Intervention de Éric Woerth

Séance en hémicycle du mardi 3 avril 2018 à 9h30
Questions orales sans débat — Groupe hospitalier public du sud de l'oise

Photo issue du site de l'Assemblée nationale ou de WikipediaÉric Woerth :

Madame la ministre des solidarités et de la santé, je souhaiterais évoquer à nouveau avec vous la situation du groupe hospitalier du sud de l'Oise – GHPSO – , issu de la fusion administrative des hôpitaux de Senlis et de Creil.

Lors de notre rencontre en janvier, nous avions déjà eu l'occasion de discuter de ce dossier avec les principaux acteurs concernés.
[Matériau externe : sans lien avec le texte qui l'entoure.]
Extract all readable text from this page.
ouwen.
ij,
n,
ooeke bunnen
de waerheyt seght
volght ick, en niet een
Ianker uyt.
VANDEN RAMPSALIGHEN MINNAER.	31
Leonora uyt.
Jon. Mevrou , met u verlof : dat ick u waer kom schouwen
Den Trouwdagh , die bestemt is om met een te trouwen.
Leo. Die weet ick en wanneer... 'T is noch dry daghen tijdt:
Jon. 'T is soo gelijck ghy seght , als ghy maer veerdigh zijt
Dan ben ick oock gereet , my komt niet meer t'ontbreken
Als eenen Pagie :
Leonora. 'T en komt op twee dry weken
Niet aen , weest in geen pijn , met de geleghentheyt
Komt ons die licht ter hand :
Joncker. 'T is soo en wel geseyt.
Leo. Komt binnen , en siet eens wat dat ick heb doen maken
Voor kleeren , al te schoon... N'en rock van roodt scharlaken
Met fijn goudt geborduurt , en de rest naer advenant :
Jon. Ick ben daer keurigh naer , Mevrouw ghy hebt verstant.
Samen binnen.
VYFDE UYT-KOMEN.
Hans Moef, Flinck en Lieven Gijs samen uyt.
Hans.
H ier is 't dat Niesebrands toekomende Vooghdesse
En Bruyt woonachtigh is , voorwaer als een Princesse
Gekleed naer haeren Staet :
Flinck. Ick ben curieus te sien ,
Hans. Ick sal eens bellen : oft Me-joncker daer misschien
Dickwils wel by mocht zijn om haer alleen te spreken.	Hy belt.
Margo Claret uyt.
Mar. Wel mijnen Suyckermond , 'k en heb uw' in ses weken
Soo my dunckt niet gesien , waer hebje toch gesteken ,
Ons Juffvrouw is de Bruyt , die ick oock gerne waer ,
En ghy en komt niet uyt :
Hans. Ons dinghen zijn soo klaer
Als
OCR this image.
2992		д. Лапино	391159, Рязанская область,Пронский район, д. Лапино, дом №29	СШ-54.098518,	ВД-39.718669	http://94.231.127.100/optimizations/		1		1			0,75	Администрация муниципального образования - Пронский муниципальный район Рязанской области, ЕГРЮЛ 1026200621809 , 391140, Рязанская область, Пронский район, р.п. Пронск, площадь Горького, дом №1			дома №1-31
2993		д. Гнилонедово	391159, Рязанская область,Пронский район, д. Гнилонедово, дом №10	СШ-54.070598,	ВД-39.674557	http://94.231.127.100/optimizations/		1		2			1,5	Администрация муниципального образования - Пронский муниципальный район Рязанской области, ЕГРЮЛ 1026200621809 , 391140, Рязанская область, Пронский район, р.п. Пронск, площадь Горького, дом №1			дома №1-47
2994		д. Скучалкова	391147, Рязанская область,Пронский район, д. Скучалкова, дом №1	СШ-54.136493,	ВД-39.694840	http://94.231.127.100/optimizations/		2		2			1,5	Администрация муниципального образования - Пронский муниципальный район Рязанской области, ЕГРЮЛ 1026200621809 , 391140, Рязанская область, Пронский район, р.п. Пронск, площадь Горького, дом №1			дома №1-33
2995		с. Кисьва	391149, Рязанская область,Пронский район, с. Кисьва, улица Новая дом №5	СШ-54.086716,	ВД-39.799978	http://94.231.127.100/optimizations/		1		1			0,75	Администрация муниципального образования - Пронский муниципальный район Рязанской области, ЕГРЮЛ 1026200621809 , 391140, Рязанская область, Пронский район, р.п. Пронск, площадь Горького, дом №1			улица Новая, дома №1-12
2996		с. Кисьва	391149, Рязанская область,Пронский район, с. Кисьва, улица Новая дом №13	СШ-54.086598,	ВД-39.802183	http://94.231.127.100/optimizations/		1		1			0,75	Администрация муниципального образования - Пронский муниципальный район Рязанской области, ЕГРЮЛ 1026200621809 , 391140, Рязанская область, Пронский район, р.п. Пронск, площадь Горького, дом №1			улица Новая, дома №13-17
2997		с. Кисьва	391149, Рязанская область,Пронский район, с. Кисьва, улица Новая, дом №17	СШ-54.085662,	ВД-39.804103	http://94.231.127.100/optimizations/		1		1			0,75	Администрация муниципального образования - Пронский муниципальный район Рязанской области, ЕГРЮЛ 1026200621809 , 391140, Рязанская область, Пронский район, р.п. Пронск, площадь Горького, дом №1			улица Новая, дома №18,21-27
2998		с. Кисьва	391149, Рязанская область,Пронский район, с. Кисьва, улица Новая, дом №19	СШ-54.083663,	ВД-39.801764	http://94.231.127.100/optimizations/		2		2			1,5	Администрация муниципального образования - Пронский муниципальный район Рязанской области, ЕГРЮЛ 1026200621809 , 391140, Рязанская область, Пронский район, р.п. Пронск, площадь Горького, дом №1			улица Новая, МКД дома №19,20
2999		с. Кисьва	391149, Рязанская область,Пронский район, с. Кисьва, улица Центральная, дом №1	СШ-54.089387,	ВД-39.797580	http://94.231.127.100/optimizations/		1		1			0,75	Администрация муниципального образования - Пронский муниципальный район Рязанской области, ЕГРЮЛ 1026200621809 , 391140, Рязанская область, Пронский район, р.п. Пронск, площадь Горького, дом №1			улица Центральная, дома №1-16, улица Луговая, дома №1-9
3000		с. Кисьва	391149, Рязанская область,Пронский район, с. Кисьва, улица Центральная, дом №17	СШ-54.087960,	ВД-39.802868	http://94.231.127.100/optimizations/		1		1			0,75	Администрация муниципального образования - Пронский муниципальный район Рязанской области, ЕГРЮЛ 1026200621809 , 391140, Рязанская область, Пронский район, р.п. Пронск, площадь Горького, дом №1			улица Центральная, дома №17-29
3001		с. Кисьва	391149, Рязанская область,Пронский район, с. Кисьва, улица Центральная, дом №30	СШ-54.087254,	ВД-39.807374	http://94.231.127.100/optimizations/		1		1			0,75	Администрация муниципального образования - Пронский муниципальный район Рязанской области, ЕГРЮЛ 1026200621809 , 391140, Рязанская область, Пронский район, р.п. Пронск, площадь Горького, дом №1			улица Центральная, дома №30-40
Depuis, la situation a évolué plutôt positivement, puisque la commission médicale d'établissement a voté la semaine dernière, quasiment à l'unanimité, le projet médical et la répartition des activités. Je souhaitais donc, madame la ministre, que vous puissiez à nouveau vous exprimer sur trois points, en guise de confirmation.

Tout d'abord, j'aimerais vous entendre réaffirmer la vocation médicale et chirurgicale du site de Senlis. Les deux sites de Senlis et de Creil doivent en effet pouvoir bénéficier d'une répartition équilibrée et conforme aux besoins de la population, susceptible de confirmer la soutenabilité de ces hôpitaux : la maternité, la gynécologie et l'obstétrique seraient regroupées à Senlis et la chirurgie lourde concentrée à Creil, l'ambulatoire étant développé sur les deux sites. Pouvez-vous, madame la ministre, confirmer le soutien de l'ARS à une telle répartition ?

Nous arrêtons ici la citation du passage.